Monday, September 1, 2014

John

John Tchicai, Toronto July 1988

I WAS A MUSIC JOURNALIST at the same time I was starting my photography career, and like most music writers I reached that dread, inevitable point where I "got into jazz." At around the same time I became friends with saxophonist/flautist Jane Bunnett and her husband, trumpeter Larry Cramer, when I moved into a loft just around the corner from their Parkdale home. They had a residency of sorts at a goofy little Mexican restaurant on Bloor Street, and one week they brought in John Tchicai, a Danish sax player who had legendary status among fans of avant-garde jazz.

Tchicai was a kind of Zelig of free jazz, playing on John Coltrane's Ascension and Albert Ayler's New York Eye and Ear Control, and with ensembles such as the New York Art Quartet and the New York Contemporary Five. He also played on John Lennon and Yoko Ono's Unfinished Music 2: Life With the Lions, but please don't hold that against him. If I'd known more about jazz at that point I'd probably have been in awe of him, but when Jane asked me to come and take a few shots of a friend who was in town playing with them, I just grabbed a roll of expired Kodachrome I had in the fridge and walked over.

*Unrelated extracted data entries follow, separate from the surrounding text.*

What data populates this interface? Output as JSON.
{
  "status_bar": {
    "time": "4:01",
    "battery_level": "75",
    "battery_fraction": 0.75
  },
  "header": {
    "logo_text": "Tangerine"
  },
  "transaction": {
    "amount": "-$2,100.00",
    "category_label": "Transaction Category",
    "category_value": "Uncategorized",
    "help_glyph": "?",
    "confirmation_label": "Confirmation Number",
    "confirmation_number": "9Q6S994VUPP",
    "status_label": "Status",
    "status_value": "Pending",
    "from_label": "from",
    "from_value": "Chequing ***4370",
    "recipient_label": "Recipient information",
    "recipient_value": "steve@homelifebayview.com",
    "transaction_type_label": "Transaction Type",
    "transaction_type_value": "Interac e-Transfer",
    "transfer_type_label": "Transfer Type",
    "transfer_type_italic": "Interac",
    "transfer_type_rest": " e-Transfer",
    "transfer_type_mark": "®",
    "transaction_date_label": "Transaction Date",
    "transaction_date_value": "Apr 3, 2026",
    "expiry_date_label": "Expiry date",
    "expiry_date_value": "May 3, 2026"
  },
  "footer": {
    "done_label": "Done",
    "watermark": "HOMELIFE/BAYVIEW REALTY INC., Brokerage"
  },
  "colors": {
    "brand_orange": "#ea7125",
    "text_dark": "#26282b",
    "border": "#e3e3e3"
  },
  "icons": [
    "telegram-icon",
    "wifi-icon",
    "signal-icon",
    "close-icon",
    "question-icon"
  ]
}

We shot in their backyard, where the mature trees overhead filtered and softened the summer sunlight, though I'm sure some of the cool cast on the film comes from the outdated film. Kodachrome, introduced in the mid-'50s and virtually unchanged until it went out of production five years ago, was famous for its grainless texture and vivid colours, but was rated at just 64 ASA.

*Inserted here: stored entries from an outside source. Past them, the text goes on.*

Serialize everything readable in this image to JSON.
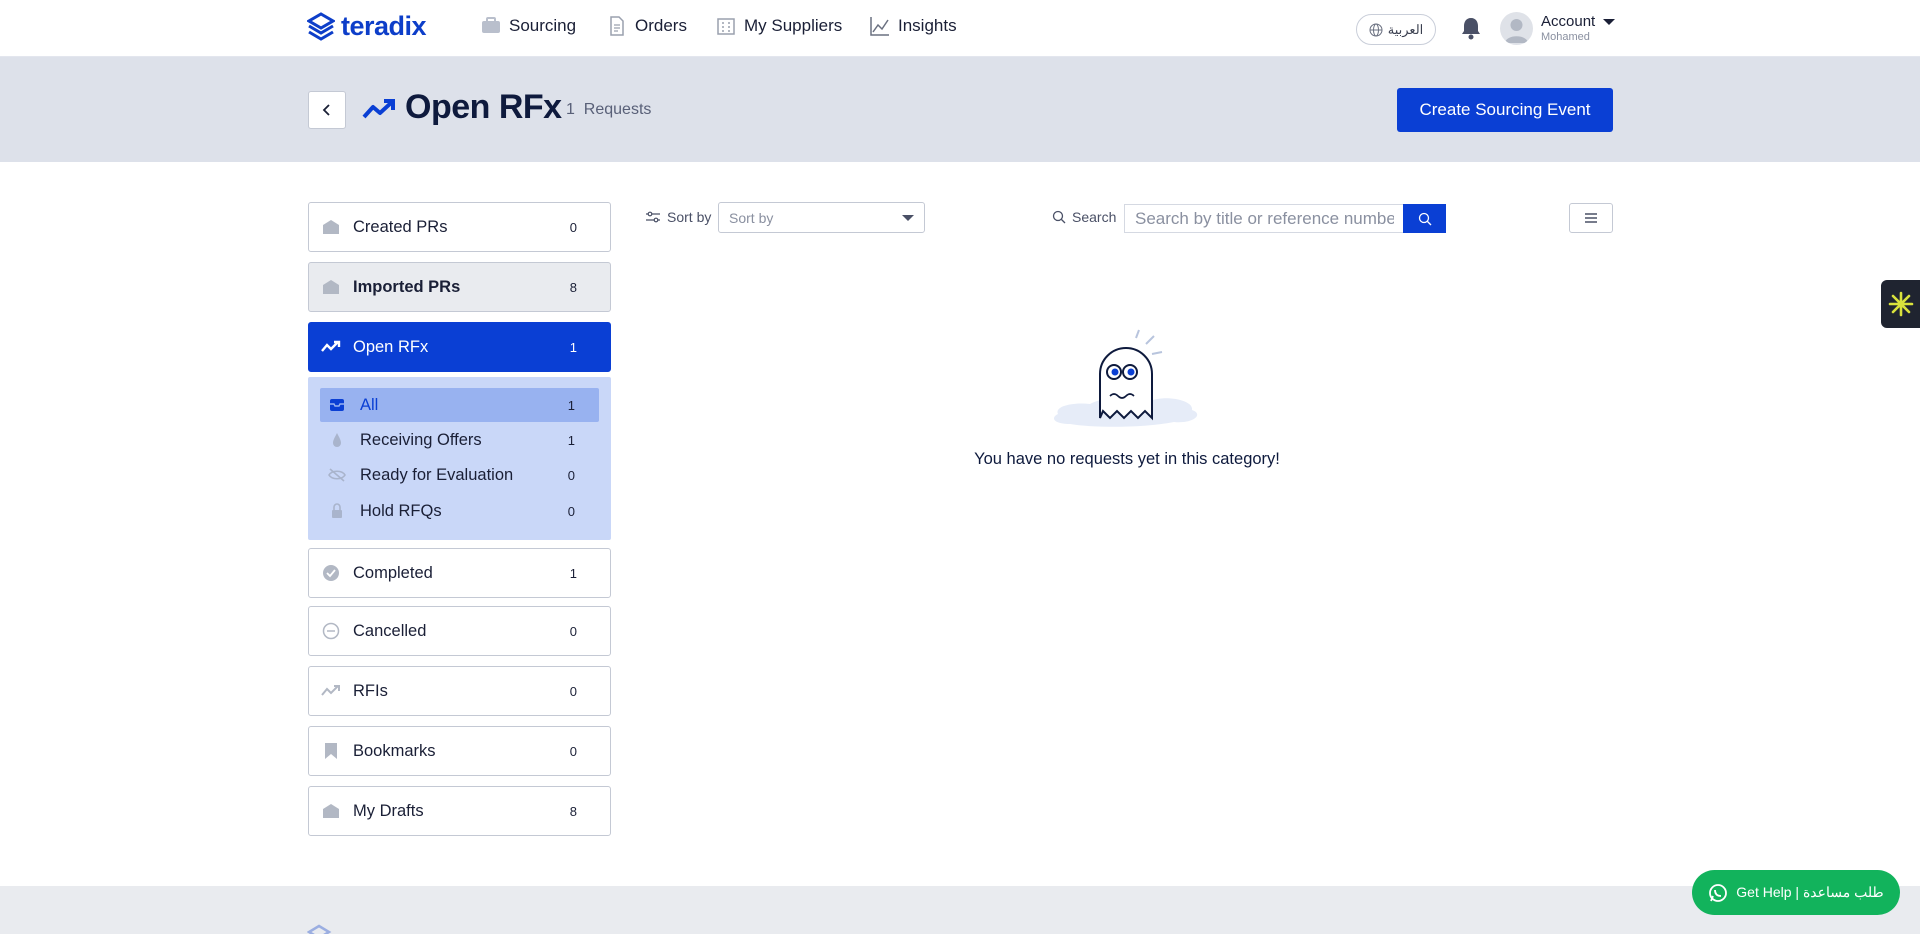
{
  "nav": {
    "logo": "teradix",
    "items": [
      {
        "label": "Sourcing",
        "icon": "briefcase-icon"
      },
      {
        "label": "Orders",
        "icon": "document-icon"
      },
      {
        "label": "My Suppliers",
        "icon": "building-icon"
      },
      {
        "label": "Insights",
        "icon": "chart-line-icon"
      }
    ],
    "language": "العربية",
    "account": {
      "label": "Account",
      "user": "Mohamed"
    }
  },
  "header": {
    "title": "Open RFx",
    "count": "1",
    "count_label": "Requests",
    "create_button": "Create Sourcing Event"
  },
  "sidebar": {
    "items": [
      {
        "label": "Created PRs",
        "count": "0",
        "icon": "inbox-icon"
      },
      {
        "label": "Imported PRs",
        "count": "8",
        "icon": "inbox-icon"
      },
      {
        "label": "Open RFx",
        "count": "1",
        "icon": "trend-icon"
      },
      {
        "label": "Completed",
        "count": "1",
        "icon": "check-circle-icon"
      },
      {
        "label": "Cancelled",
        "count": "0",
        "icon": "minus-circle-icon"
      },
      {
        "label": "RFIs",
        "count": "0",
        "icon": "trend-icon"
      },
      {
        "label": "Bookmarks",
        "count": "0",
        "icon": "bookmark-icon"
      },
      {
        "label": "My Drafts",
        "count": "8",
        "icon": "inbox-icon"
      }
    ],
    "sub_items": [
      {
        "label": "All",
        "count": "1",
        "icon": "tray-icon"
      },
      {
        "label": "Receiving Offers",
        "count": "1",
        "icon": "drop-icon"
      },
      {
        "label": "Ready for Evaluation",
        "count": "0",
        "icon": "eye-off-icon"
      },
      {
        "label": "Hold RFQs",
        "count": "0",
        "icon": "lock-icon"
      }
    ]
  },
  "toolbar": {
    "sort_label": "Sort by",
    "sort_value": "Sort by",
    "search_label": "Search",
    "search_placeholder": "Search by title or reference number"
  },
  "empty": {
    "message": "You have no requests yet in this category!"
  },
  "help": {
    "label": "Get Help | طلب مساعدة"
  },
  "colors": {
    "primary": "#0a3fd4",
    "band": "#dde1ea",
    "help": "#12b35c"
  }
}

I'm sure I was working at the limits of my very limited technique at the time to get a sharp image at a slow shutter speed and slim aperture. I ended up with a sheet worth of slides I thought worth saving, though I think this is the first time anyone's seen them after they've sat in a binder for over 25 years; Tchicai might have been a free jazz legend, but the market for portraits of musicians like him has always been scant.


The show was pretty wild, full of all the skronk a free jazz fan would expect, with the bonus of singing by Tchicai, who liked to vocalize onstage. I'm sure I didn't get it at all, and my patience for this sort of thing hasn't improved with time, but I did know that I was seeing one of the last moments when most of the key figures in '60s avant garde jazz were at work and under full steam. Truth be told, the '80s were a great time to "get into jazz."

Tchicai made nearly sixty records as a leader and as many as a sideman. He recorded with electronic music ensembles like Spring Heel Jack - if someone knows where I can get a copy of their John Tchicai with Strings record I'd be grateful - and his last record, Tribal Ghost, is a beautiful example of very contemporary jazz, with decades of influences going back to the '50s, fully accounted for and digested. I'm a bit of a mouldy fucking fig, though, so I have a soft spot for In Monk's Mood, his very mainstream album of Thelonious Monk standards recorded fronting an organ trio.

John Tchicai died suddenly of a brain hemorrhage in 2012.